Ein Investor, der heute bereits erste Flächen, die lukrativsten, weiter veräußerte. Gilt auch hier Artikel 14.2 Grundgesetz „Eigentum verpflichtet. Sein Gebrauch soll zugleich dem Wohle der Allgemeinheit dienen.“?
„Wir, die Ökologische Wohnungsbau Genossenschaft, sind eine Gruppe von Privatleuten, die darüber nachgedacht hat, wie man ein zukunftsfähiges kleines Dorf naturverträglich gestalten kann, mit allem was der Mensch für ein gutes Leben braucht … Der Ferk´sche Hof schien für dieses Projekt geradezu ideal.“

Dazu stellte die CDU am 23.9.2013 fest:

Mit Verabschiedung des Bebauungsplans Volksdorf 32 (Buchenkamp Ost/Moorbekring) hat die damalige Große Koalition im Bezirk die Fläche zwischen dem Weg „Tonradsmoor“, der Neubausiedlung Moorbekring und der Landesgrenze als landwirtschaftliche Fläche ausgewiesen. Wir (HINWEIS: gemeint ist die Große Koalition im Bezirk Wandsbek 1997-2001) haben der Bevölkerung versprochen, dieses Gebiet von Bebauung freizuhalten. Es dient der Naherholung, ist eine wertvolle Knicklandschaft und ist eine wichtige Landschaftsachse für die Stadt.“

Statt dem eigenen Beschluss zu folgen und dem gesetzlichen Landschaftsschutz genüge zu tun, erkannte nun die Rot-Grüne-Koalition schnell ihre Chance, hier einige ihrer 10.000 jährlich geplanten Wohnungen unterbringen zu können. Aus der allerersten Idee:

In Volksdorf ist lediglich die Fläche parallel zur Straße Buchenkamp eingeplant. Die Verwaltung hat ermittelt, dass 20 Grundstücke entlang der Straße bebaut werden können…“ (HEIMAT ECHO 7.12.2011)

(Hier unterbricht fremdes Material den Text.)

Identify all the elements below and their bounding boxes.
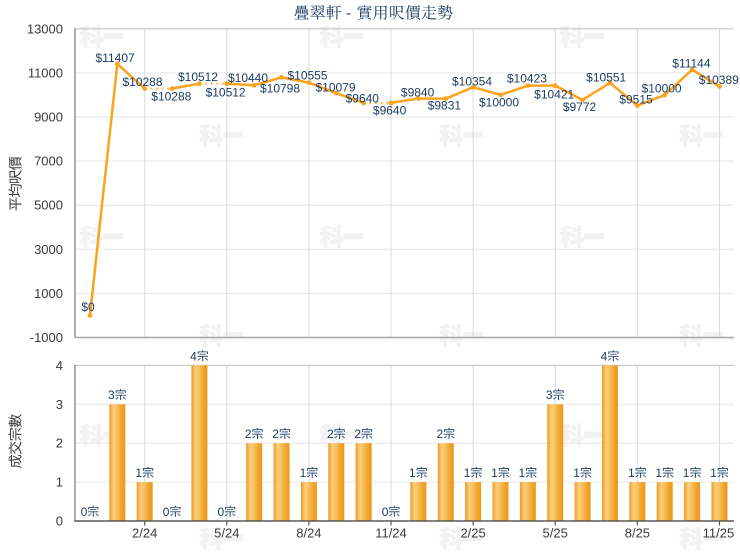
svg-text:$10354: $10354: [452, 74, 492, 88]
svg-text:4: 4: [601, 349, 608, 363]
svg-text:-1000: -1000: [30, 330, 63, 345]
svg-text:$9831: $9831: [428, 98, 462, 112]
svg-text:$10798: $10798: [260, 81, 300, 95]
svg-text:5/24: 5/24: [214, 526, 239, 541]
svg-text:$10555: $10555: [287, 69, 327, 83]
svg-text:4: 4: [56, 358, 63, 373]
svg-text:0: 0: [217, 505, 224, 519]
svg-text:0: 0: [163, 505, 170, 519]
svg-text:0: 0: [56, 514, 63, 529]
svg-text:2/25: 2/25: [460, 526, 485, 541]
svg-text:2: 2: [56, 436, 63, 451]
svg-text:1: 1: [655, 466, 662, 480]
svg-text:1: 1: [56, 475, 63, 490]
svg-text:$10551: $10551: [586, 71, 626, 85]
svg-text:2: 2: [327, 427, 334, 441]
svg-text:1: 1: [519, 466, 526, 480]
svg-text:5/25: 5/25: [543, 526, 568, 541]
svg-text:$10423: $10423: [507, 72, 547, 86]
svg-text:7000: 7000: [34, 154, 63, 169]
svg-text:$10512: $10512: [178, 70, 218, 84]
svg-text:4: 4: [190, 349, 197, 363]
svg-text:3: 3: [56, 397, 63, 412]
svg-text:8/25: 8/25: [625, 526, 650, 541]
svg-text:1: 1: [135, 466, 142, 480]
svg-text:1: 1: [300, 466, 307, 480]
svg-text:1: 1: [628, 466, 635, 480]
svg-text:$10440: $10440: [228, 71, 268, 85]
svg-text:$11144: $11144: [672, 57, 711, 71]
svg-text:$10000: $10000: [479, 95, 519, 109]
svg-text:$9640: $9640: [373, 103, 407, 117]
svg-text:2: 2: [272, 427, 279, 441]
svg-text:3000: 3000: [34, 242, 63, 257]
svg-text:-: -: [346, 5, 351, 22]
svg-text:0: 0: [81, 505, 88, 519]
svg-text:1: 1: [710, 466, 717, 480]
svg-text:1000: 1000: [34, 286, 63, 301]
svg-text:$10512: $10512: [206, 86, 246, 100]
svg-text:0: 0: [382, 505, 389, 519]
svg-text:1: 1: [683, 466, 690, 480]
svg-text:$9840: $9840: [401, 85, 435, 99]
svg-text:$10421: $10421: [534, 88, 574, 102]
svg-text:$9515: $9515: [619, 93, 653, 107]
svg-text:1: 1: [491, 466, 498, 480]
svg-text:$11407: $11407: [96, 51, 135, 65]
svg-text:11/25: 11/25: [703, 526, 735, 541]
svg-text:1: 1: [464, 466, 471, 480]
svg-text:$0: $0: [81, 300, 95, 314]
svg-text:3: 3: [546, 388, 553, 402]
svg-text:2: 2: [436, 427, 443, 441]
svg-text:1: 1: [409, 466, 416, 480]
svg-text:11000: 11000: [28, 65, 63, 80]
svg-text:11/24: 11/24: [375, 526, 407, 541]
svg-text:8/24: 8/24: [296, 526, 321, 541]
svg-text:13000: 13000: [27, 21, 63, 36]
svg-text:2/24: 2/24: [132, 526, 157, 541]
svg-text:1: 1: [573, 466, 580, 480]
svg-text:9000: 9000: [34, 110, 63, 125]
svg-text:$10000: $10000: [642, 82, 682, 96]
svg-text:$10079: $10079: [315, 81, 355, 95]
svg-text:3: 3: [108, 388, 115, 402]
svg-text:5000: 5000: [34, 198, 63, 213]
svg-text:2: 2: [354, 427, 361, 441]
svg-text:$10389: $10389: [699, 73, 739, 87]
svg-text:$9772: $9772: [563, 100, 597, 114]
svg-text:$10288: $10288: [151, 89, 191, 103]
svg-text:2: 2: [245, 427, 252, 441]
svg-text:$10288: $10288: [122, 75, 162, 89]
svg-text:$9640: $9640: [346, 91, 380, 105]
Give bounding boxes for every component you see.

wurde ein Koalitionsvertrag für 60 Wohnungen. Seitdem wird alles getan, um schrittchenweise den im Koaltionsvertrag vereinbarten Umfang an Bebauung zu vermehren.

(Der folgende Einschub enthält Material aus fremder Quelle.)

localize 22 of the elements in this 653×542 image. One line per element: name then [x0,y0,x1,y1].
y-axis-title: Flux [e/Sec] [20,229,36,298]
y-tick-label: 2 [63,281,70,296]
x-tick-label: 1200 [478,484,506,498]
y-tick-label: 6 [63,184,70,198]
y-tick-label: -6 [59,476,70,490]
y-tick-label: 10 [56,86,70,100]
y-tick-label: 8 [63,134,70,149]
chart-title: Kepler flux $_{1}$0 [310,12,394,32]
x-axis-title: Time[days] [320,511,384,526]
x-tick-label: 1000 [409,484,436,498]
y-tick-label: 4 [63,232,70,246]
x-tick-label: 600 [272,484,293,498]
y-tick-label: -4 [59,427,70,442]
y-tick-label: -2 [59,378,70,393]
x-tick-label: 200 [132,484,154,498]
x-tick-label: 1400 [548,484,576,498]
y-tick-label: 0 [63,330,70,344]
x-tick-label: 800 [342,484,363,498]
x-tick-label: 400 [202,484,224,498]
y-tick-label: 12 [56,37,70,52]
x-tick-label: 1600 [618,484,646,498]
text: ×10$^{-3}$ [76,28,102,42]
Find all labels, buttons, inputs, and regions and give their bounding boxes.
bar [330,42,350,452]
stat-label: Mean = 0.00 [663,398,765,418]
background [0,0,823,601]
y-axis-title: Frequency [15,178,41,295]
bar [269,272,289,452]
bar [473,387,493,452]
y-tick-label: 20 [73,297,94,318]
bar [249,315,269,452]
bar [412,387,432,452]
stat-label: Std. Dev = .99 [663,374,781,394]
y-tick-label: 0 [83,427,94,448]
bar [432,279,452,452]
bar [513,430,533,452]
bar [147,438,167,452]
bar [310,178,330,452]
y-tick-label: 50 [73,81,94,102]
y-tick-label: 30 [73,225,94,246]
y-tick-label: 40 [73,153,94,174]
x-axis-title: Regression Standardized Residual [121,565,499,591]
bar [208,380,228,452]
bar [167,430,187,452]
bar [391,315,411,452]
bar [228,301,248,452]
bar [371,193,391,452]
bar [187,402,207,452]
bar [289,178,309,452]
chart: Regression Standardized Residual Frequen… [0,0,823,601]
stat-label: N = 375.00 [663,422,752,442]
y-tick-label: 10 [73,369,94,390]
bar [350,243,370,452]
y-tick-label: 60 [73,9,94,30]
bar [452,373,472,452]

Es ist an der Zeit, dass die GRÜNEN die Zwickmühle erkennen, in die sie sich hinein laviert haben. Wollen sie aus dem politischen Tief heraus kommen, so sollten sie ihre Politik wieder nach „Grünen Grundsätzen“ ausrichten. Landschafts- und Klimaschutz betreiben. So wie es Cem Özdemir auf dem Parteitag am 25.11. ausrief: „Wir sind doch die Partei des Klimaschutzes!“ und Katrin Göring-Eckhardt es beschwor: „Jede Biene, jeder Schmetterling im Land soll wissen, dass wir uns weiter für sie einsetzen.“

Dann müssen sie entsprechend handeln, die Megapolis ablehnen, an die Menschen denken, die hier und jetzt leben und Hoffnungen haben auf eine lebenswerte Urbanität mit einer nicht geschundenen Fauna und Flora. Dazu gehören Parks, Freibäder, Grünachsen, Frischluftschneisen – nicht Verdichtung, nicht Aufstockung, kein Elb-Tower, nicht existenzbedrohte Ökobauern, nicht noch mehr Verkehr, mehr Fluglärm, mehr, mehr, mehr …

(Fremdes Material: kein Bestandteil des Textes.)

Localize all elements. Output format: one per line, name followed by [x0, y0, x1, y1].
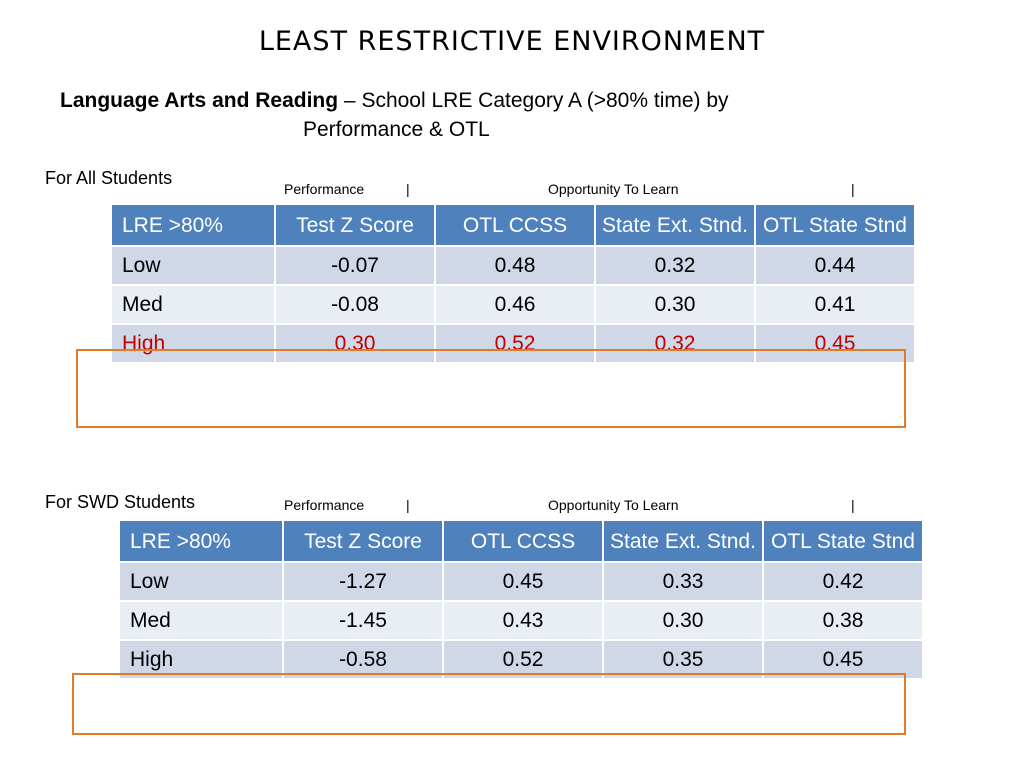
table-cell: 0.38 — [762, 600, 924, 641]
band-separator: | — [851, 497, 855, 513]
table-cell: Med — [118, 600, 284, 641]
table-cell: 0.35 — [602, 639, 764, 680]
table-row-highlighted: High 0.30 0.52 0.32 0.45 — [110, 323, 916, 364]
lre-table-swd-students: LRE >80% Test Z Score OTL CCSS State Ext… — [118, 519, 924, 680]
band-otl-label: Opportunity To Learn — [548, 181, 679, 197]
table-cell: 0.44 — [754, 245, 916, 286]
table-cell: 0.41 — [754, 284, 916, 325]
table-row: Med -0.08 0.46 0.30 0.41 — [110, 284, 916, 325]
table-cell: -0.08 — [274, 284, 436, 325]
table-cell: 0.46 — [434, 284, 596, 325]
band-performance-label: Performance — [284, 497, 365, 513]
band-separator: | — [406, 181, 410, 197]
header-otl-state-stnd: OTL State Stnd — [754, 203, 916, 247]
slide-title: LEAST RESTRICTIVE ENVIRONMENT — [258, 26, 766, 57]
table-cell: 0.45 — [442, 561, 604, 602]
header-otl-ccss: OTL CCSS — [442, 519, 604, 563]
table-cell: 0.32 — [594, 245, 756, 286]
table-cell: High — [110, 323, 276, 364]
table-row: Med -1.45 0.43 0.30 0.38 — [118, 600, 924, 641]
table-cell: 0.52 — [434, 323, 596, 364]
table-cell: 0.43 — [442, 600, 604, 641]
header-state-ext-stnd: State Ext. Stnd. — [594, 203, 756, 247]
table-cell: -1.45 — [282, 600, 444, 641]
table-cell: 0.33 — [602, 561, 764, 602]
highlight-box — [76, 349, 906, 428]
slide-subtitle: Language Arts and Reading – School LRE C… — [60, 86, 940, 144]
header-test-z-score: Test Z Score — [274, 203, 436, 247]
table-cell: -0.07 — [274, 245, 436, 286]
subtitle-subject: Language Arts and Reading — [60, 89, 339, 112]
table-cell: Low — [110, 245, 276, 286]
table-header-row: LRE >80% Test Z Score OTL CCSS State Ext… — [110, 203, 916, 247]
highlight-box — [72, 673, 906, 735]
group-label-swd-students: For SWD Students — [45, 492, 196, 512]
table-header-row: LRE >80% Test Z Score OTL CCSS State Ext… — [118, 519, 924, 563]
table-cell: 0.30 — [602, 600, 764, 641]
band-separator: | — [406, 497, 410, 513]
header-otl-ccss: OTL CCSS — [434, 203, 596, 247]
table-cell: Med — [110, 284, 276, 325]
lre-table-all-students: LRE >80% Test Z Score OTL CCSS State Ext… — [110, 203, 916, 364]
header-state-ext-stnd: State Ext. Stnd. — [602, 519, 764, 563]
header-otl-state-stnd: OTL State Stnd — [762, 519, 924, 563]
group-label-all-students: For All Students — [45, 168, 173, 188]
table-cell: 0.42 — [762, 561, 924, 602]
table-cell: 0.30 — [594, 284, 756, 325]
table-cell: 0.48 — [434, 245, 596, 286]
table-cell: -1.27 — [282, 561, 444, 602]
table-row: Low -1.27 0.45 0.33 0.42 — [118, 561, 924, 602]
table-cell: Low — [118, 561, 284, 602]
header-lre: LRE >80% — [118, 519, 284, 563]
header-test-z-score: Test Z Score — [282, 519, 444, 563]
table-cell: 0.32 — [594, 323, 756, 364]
table-cell: 0.30 — [274, 323, 436, 364]
band-otl-label: Opportunity To Learn — [548, 497, 679, 513]
subtitle-description: – School LRE Category A (>80% time) by — [338, 89, 729, 112]
band-separator: | — [851, 181, 855, 197]
band-performance-label: Performance — [284, 181, 365, 197]
subtitle-line2: Performance & OTL — [303, 118, 490, 141]
table-row: Low -0.07 0.48 0.32 0.44 — [110, 245, 916, 286]
header-lre: LRE >80% — [110, 203, 276, 247]
table-cell: 0.45 — [754, 323, 916, 364]
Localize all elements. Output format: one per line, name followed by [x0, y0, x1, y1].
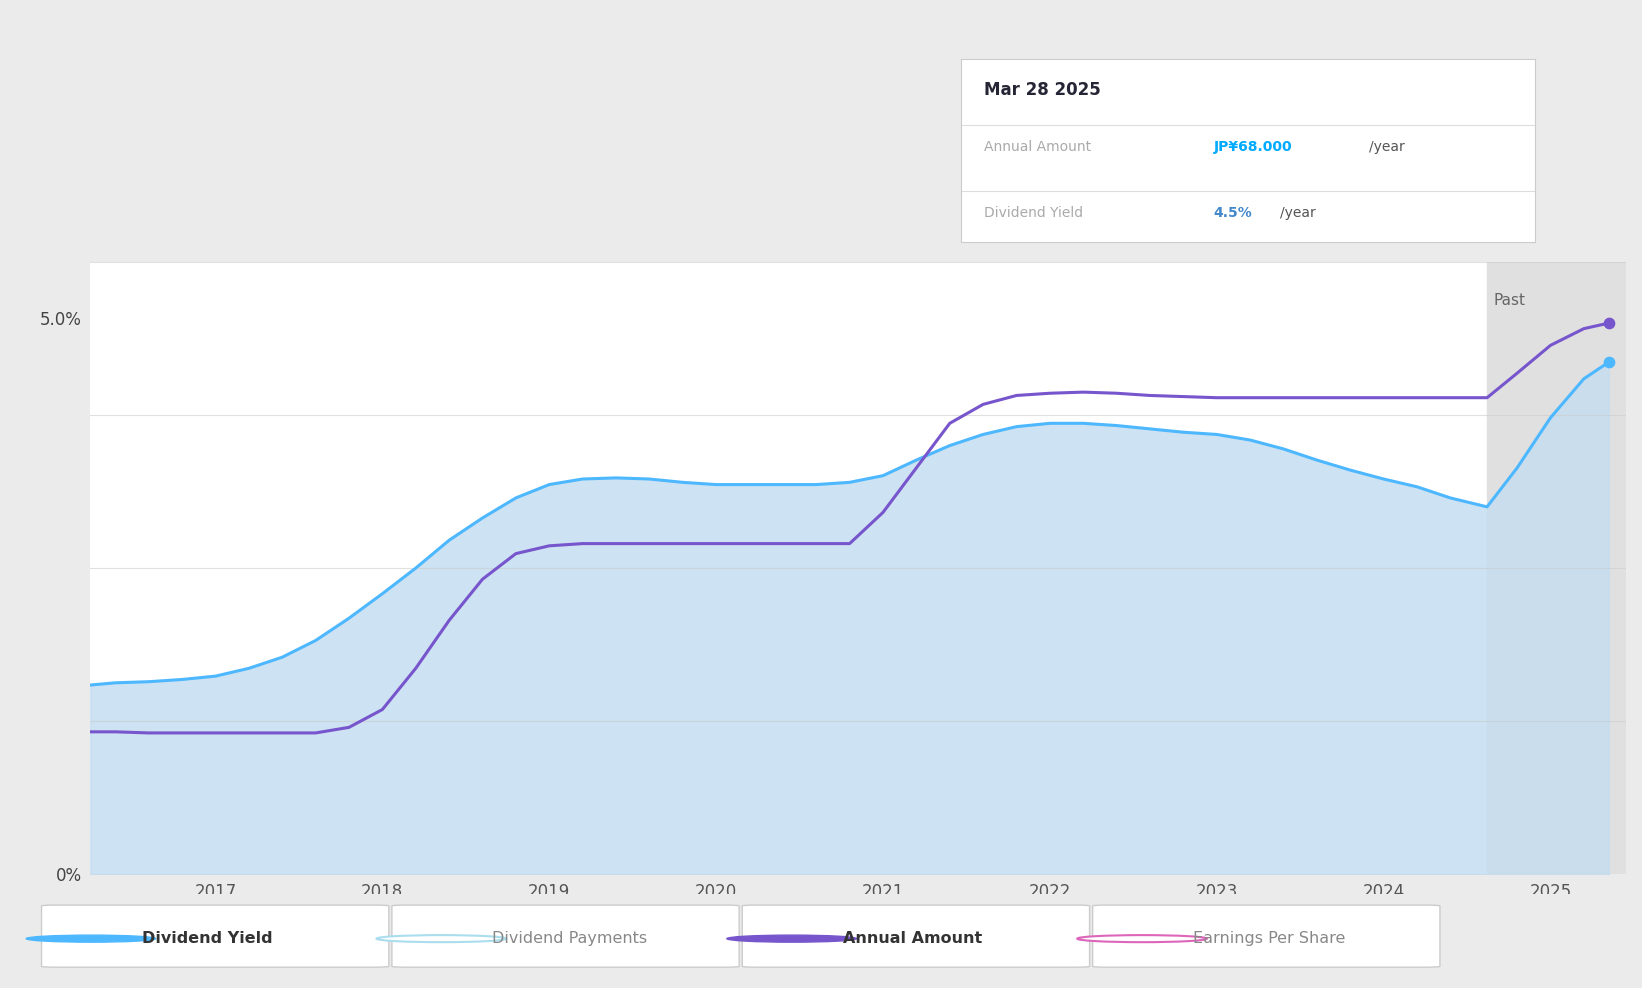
Text: Annual Amount: Annual Amount [842, 931, 982, 947]
Circle shape [26, 935, 156, 943]
Text: Dividend Yield: Dividend Yield [984, 206, 1082, 219]
Bar [1488, 262, 1626, 874]
FancyBboxPatch shape [41, 905, 389, 967]
FancyBboxPatch shape [392, 905, 739, 967]
FancyBboxPatch shape [742, 905, 1090, 967]
Text: /year: /year [1279, 206, 1315, 219]
Point [1596, 354, 1622, 370]
Text: Dividend Yield: Dividend Yield [141, 931, 273, 947]
Text: Dividend Payments: Dividend Payments [493, 931, 647, 947]
Text: JP¥68.000: JP¥68.000 [1213, 139, 1292, 154]
Text: Earnings Per Share: Earnings Per Share [1194, 931, 1345, 947]
Point [1596, 315, 1622, 331]
Text: Past: Past [1494, 293, 1525, 308]
Text: /year: /year [1369, 139, 1404, 154]
Circle shape [376, 935, 506, 943]
FancyBboxPatch shape [1092, 905, 1440, 967]
Circle shape [727, 935, 857, 943]
Circle shape [1077, 935, 1207, 943]
Text: 4.5%: 4.5% [1213, 206, 1253, 219]
Text: Mar 28 2025: Mar 28 2025 [984, 81, 1100, 99]
Text: Annual Amount: Annual Amount [984, 139, 1090, 154]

Erste zaghafte Ansätze durften wir mit der Aussage von Senator Jens Kerstan am 22.9.2017 erleben. Dies gibt Hoffnung, dass die GRÜNEN als Partei für den Naturerhalt noch nicht ganz verloren sind. Wir ermutigen alle, besonders die Basis, diesen Weg wieder konsequent einzuschlagen und sich damit der Umwidmung von Landschaftsschutzflächen in Investorenland zu verweigern: Grünfraß – nein danke !

Ein kleines, neues Naturschutzgebiet wie kürzlich ausgewiesen im Irgendwo auf Volksdorfs vergessenen Nasswiesen, das hilft noch lange nicht.